There are 3 robertson screws holding the blinds in place. Look up to under valance and you will see. Undo them and it will come down. The restringing is actually quite simple to do but make sure you have the right size cord for it.
We have had to restring many of our shades.
Did them all ourselves on our bed.
We remove valance screws, then shade mounting screws.
Use long needle to string down right side from top to middle rail.
Color = Off white (also comes in beige, which we do not use)
$0.15 / yard ($0.05 / foot)
$.25 each plastic end cap
150' cost $7.50 + 5% tax + UPS charges
300' cost $15.00 + 5% tax + UPS charges Spools
(Foretravel $0.21 each)
2 types of rails: "C" rails like most of ours
and "square rail like our driver's shade.
End caps are either C or square and come in alibaster (ours) or taupe, no clear.
All end caps have a string hole, none with metal edge on hole.
Maximum practical length to purchase from 1,000 foot roll is 300'
Bring two strings into bobbin holes from wall side in, with strings straddling screw. String holes down.
Position bobbin so string holes are down and strings straddle screw
Start screw into wall with bobbin loose. Do not snug bobbin against wall.
Pull strings tight through bobbin by pulling down on vertical strings above.
Pulling strings through bobbin without ALSO pulling down on vertical strings will stress holes on bobbin
Pull strings down with fingers way above bobbin to tighten tension.
Check tension adjustment by strumming of strings.

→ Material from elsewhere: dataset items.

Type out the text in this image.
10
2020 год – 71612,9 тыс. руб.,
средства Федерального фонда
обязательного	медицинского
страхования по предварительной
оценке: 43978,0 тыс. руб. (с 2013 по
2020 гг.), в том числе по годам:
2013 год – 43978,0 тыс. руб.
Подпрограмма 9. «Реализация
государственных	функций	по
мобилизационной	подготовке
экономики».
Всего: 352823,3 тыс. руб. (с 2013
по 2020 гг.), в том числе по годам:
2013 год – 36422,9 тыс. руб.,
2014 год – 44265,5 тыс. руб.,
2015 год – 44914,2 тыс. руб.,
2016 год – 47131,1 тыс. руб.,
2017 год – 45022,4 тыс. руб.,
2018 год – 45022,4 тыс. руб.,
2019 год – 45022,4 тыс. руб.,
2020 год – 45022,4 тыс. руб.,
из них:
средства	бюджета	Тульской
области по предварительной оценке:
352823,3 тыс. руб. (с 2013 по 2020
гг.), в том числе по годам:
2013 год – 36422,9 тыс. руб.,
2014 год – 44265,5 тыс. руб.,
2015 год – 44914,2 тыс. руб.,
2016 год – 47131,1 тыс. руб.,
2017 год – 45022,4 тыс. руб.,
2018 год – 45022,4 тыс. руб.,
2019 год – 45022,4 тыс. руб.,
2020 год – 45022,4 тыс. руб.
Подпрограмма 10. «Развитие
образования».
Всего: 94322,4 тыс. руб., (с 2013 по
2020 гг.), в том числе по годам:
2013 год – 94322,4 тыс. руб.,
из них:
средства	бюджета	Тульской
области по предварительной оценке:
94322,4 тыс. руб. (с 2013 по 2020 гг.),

Tighten bobbin screw and wind excess string around bobbin, then knot
Barry Levitt 1997 U270
My experience was similar for a one blind that had only two strings. The original appeared to have 1.2 mm cord. I replaced with 1.4 mm cord. A trick that I used successfully was to weld the new string to the old string by burning one string, blowing out the flame, and quickly fusing the new string to the old, end-to-end. It took a few tries to get a good weld, but worked very well for pulling the new string through the same route as the old string.